Book Barbecue!



So, who need books anyway?

Bookstores close faster now than Toyotas with stopping exacerbations!

Whingy owe personal enlightenment to Lao Tzu’s elder brother, Wahoo Tzu, who scribe introduction to sutra commentary advising print readers to preempt examination of letter text with eyeballs and burn book.

Whingy follow Wahoo advice and become transmogrified! Now Whingy burn all books before reading for convenient dismissal of knowledge and barbecue seasoning.

Better than smoke of hickory!
















~ Whingy Illustration by Henrik Drescher
© All Rights Reserved

Whingy In Love



Whingy blog enthusiasts always want to know about love life but reluctant to request data, so pay attention! I tell you now!

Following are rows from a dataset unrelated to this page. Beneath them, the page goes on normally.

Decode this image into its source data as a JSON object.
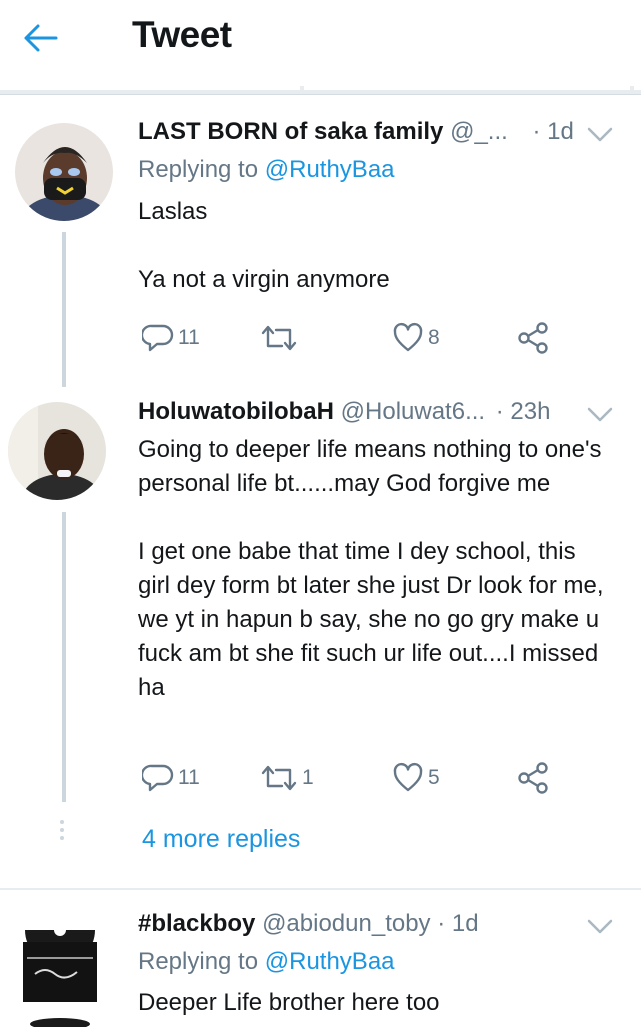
{
  "header": {
    "title": "Tweet"
  },
  "tweets": [
    {
      "name": "LAST BORN of saka family",
      "handle": "@_...",
      "time": "· 1d",
      "replying_prefix": "Replying to ",
      "replying_to": "@RuthyBaa",
      "body": "Laslas\n\nYa not a virgin anymore",
      "replies": "11",
      "retweets": "",
      "likes": "8"
    },
    {
      "name": "HoluwatobilobaH",
      "handle": "@Holuwat6...",
      "time": "· 23h",
      "body": "Going to deeper life means nothing to one's personal life bt......may God forgive me\n\nI get one babe that time I dey school, this girl dey form bt later she just Dr look for me, we yt in hapun b say, she no go gry make u fuck am bt she fit such ur life out....I missed ha",
      "replies": "11",
      "retweets": "1",
      "likes": "5"
    },
    {
      "name": "#blackboy",
      "handle": "@abiodun_toby",
      "time": "· 1d",
      "replying_prefix": "Replying to ",
      "replying_to": "@RuthyBaa",
      "body": "Deeper Life brother here too"
    }
  ],
  "more_replies": "4 more replies",
  "colors": {
    "accent": "#1b95e0",
    "muted": "#657786",
    "text": "#14171a",
    "divider": "#e6ecf0"
  }
}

Whingy have girlfriend named Pa-Chi Phogg who is tall but not too tall so she can look up to Whingy with admiration for his extra inches of altitude.

Pa-Chi is weathercastress at diminutive public television station in Orange County, Calipornia. Whingy fall in love when first see her on PBS, which is Whingy’s favorite variety of BS. Whingy find the P type of BS most annoying and useful for emptying domicile of houseguests!

After Whingy successfully remove domestic interlopers one evening, he see Pa-Chi appear on television screen. She was not prepared sufficiently. So when big weather map start swirling she smile with trepidation, point to coastline and say: “Look OC residents! More weather coming to you! What do you care what kind of weather it is anyway? You are rich! You are not picking vegetables. You even have air conditioning ventricles in back seat of Mercedes. So have a nice day!”

Whingy realize Pa-Chi was mate of soul and so instigated introduction at PBS telephone money-requesting festival. Now Whingy and Pa-Chi date with regularity and postulate combining furniture in single location.

For Whingy and Pa-Chi, weather is now always sunny—even when wet!